Rano menjatuhkan embernya setelah ember terakhir, berdiri dan melihat orang-orang berdiri bergerombol-gerombol. Beberapa anak bermain di sisi bak penampungan menunggu giliran. Beberapa anak laki-laki dan perempuan duduk di atas batang kayu yang tumbang.
Rano merasa sendirian tidak memiliki seseorang untuk diajak bicara. Dia berdiri diam dan matanya bergerak ke mana-mana.

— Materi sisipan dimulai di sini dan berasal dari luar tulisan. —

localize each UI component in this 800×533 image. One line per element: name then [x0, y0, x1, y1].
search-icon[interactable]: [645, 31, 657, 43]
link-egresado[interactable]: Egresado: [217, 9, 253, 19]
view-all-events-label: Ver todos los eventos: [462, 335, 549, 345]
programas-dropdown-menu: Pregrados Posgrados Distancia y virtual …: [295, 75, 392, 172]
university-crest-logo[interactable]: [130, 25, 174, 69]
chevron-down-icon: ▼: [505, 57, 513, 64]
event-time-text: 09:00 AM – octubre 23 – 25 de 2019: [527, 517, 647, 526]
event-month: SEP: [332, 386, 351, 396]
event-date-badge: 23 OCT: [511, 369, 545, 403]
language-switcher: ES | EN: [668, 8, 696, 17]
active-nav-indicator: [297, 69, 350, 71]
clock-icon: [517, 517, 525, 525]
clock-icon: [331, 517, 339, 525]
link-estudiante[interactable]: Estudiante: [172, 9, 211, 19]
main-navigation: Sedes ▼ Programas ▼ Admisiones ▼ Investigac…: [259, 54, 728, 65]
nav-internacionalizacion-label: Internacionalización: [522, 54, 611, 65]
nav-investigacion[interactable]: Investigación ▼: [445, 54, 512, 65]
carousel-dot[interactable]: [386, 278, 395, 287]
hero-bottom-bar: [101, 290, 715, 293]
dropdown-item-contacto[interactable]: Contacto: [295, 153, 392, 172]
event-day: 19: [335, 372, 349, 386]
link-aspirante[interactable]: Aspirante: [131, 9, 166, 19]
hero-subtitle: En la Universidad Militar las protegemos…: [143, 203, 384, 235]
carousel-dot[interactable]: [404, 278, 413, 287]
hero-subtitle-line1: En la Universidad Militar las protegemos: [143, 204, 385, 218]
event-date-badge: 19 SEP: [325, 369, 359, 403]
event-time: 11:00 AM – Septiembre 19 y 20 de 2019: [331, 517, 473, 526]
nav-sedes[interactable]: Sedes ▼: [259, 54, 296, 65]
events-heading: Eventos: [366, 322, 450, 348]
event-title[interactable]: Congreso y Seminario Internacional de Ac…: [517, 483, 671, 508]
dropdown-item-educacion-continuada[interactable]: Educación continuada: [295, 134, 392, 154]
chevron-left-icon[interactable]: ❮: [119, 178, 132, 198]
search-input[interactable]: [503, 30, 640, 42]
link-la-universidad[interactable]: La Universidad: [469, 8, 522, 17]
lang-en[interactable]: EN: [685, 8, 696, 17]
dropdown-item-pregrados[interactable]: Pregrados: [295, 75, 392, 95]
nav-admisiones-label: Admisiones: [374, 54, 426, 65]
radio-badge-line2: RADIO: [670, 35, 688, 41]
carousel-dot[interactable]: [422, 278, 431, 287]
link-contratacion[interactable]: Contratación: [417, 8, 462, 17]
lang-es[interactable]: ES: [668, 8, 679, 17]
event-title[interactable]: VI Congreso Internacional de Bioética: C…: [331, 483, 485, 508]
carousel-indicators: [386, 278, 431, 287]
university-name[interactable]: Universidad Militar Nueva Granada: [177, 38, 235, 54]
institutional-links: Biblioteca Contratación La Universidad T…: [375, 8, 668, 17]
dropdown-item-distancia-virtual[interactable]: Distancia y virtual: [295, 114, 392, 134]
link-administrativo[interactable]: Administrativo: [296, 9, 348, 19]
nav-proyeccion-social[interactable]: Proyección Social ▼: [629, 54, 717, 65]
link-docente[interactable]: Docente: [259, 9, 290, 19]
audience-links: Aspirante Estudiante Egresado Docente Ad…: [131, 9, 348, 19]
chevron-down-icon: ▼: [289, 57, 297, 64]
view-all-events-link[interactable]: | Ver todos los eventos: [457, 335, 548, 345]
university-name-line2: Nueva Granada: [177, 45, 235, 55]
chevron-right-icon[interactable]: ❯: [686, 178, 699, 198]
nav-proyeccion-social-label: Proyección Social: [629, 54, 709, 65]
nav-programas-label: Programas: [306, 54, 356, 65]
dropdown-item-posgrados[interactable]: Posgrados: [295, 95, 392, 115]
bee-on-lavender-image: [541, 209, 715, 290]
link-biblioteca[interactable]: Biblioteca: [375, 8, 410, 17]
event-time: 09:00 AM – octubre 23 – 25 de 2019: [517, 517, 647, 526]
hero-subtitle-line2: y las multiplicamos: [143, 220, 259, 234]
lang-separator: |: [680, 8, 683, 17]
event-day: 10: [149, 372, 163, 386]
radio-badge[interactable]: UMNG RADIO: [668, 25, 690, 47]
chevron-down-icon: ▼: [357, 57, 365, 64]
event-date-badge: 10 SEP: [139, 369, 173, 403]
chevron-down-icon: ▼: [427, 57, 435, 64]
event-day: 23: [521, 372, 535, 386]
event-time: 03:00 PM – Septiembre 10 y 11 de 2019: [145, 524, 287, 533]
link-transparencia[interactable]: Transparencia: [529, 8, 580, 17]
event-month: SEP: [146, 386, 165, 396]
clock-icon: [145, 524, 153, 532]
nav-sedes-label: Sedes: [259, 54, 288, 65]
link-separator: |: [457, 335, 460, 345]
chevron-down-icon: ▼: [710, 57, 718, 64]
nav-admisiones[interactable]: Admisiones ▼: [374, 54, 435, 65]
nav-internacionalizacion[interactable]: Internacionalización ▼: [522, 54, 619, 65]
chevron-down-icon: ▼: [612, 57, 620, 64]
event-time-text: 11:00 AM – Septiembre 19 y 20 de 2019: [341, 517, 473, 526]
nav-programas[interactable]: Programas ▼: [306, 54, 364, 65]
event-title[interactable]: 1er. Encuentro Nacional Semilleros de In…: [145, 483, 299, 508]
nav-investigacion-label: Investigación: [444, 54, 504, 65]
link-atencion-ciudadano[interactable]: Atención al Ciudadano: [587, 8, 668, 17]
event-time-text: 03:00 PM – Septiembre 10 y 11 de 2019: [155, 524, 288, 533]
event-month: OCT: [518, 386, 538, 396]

Lola tiba dengan Febi tidak lama kemudian dan mereka meletakkan ember mereka di belakang ember milik Rano.
Ember-ember bergerak maju ke depan, terus-menerus dipindahkan mendekat keran. Rano berjalan menuju embernya dan memindahkannya seperti milik orang lain. Febi menggeser embernya sendiri dan ember Lola, lalu berjalan kembali ke samping gadis preman itu.
Lola duduk di atas tembok yang retak. Febi memberi isyarat agar dia bergeser sedikit. Lola beringsut sehingga Febi bisa duduk. Pandangan Lola tak lepas menatap Rano. Yang terakhir sama sekali tidak menyadari kalau sedang diawasi.
Lola menepuk pundak Febi, membuat temannya itu menoleh. "Lihat, itu Rano," katanya.
"Gue tahu. Embernya persis ada di muka punya kita."
Lola menyeringai nakal. "Bagus. Gue punya ide keren."
Febi menatap Lola dengan heran, mencoba memikirkan apa yang sedang direncanakan gadis kekar itu. Mata Lola tak berkedip memandang Rano dan lehernya dimiringkan perlahan, sementara Febi melakukan hal yang sama untuk muka Lola.
"Lu mau ngapain?" tanya Febi.
"Gue mau bikin masalah sama Rano. Kita bikin keramean hari ini. Gue mau ngasih pelajaran buat die."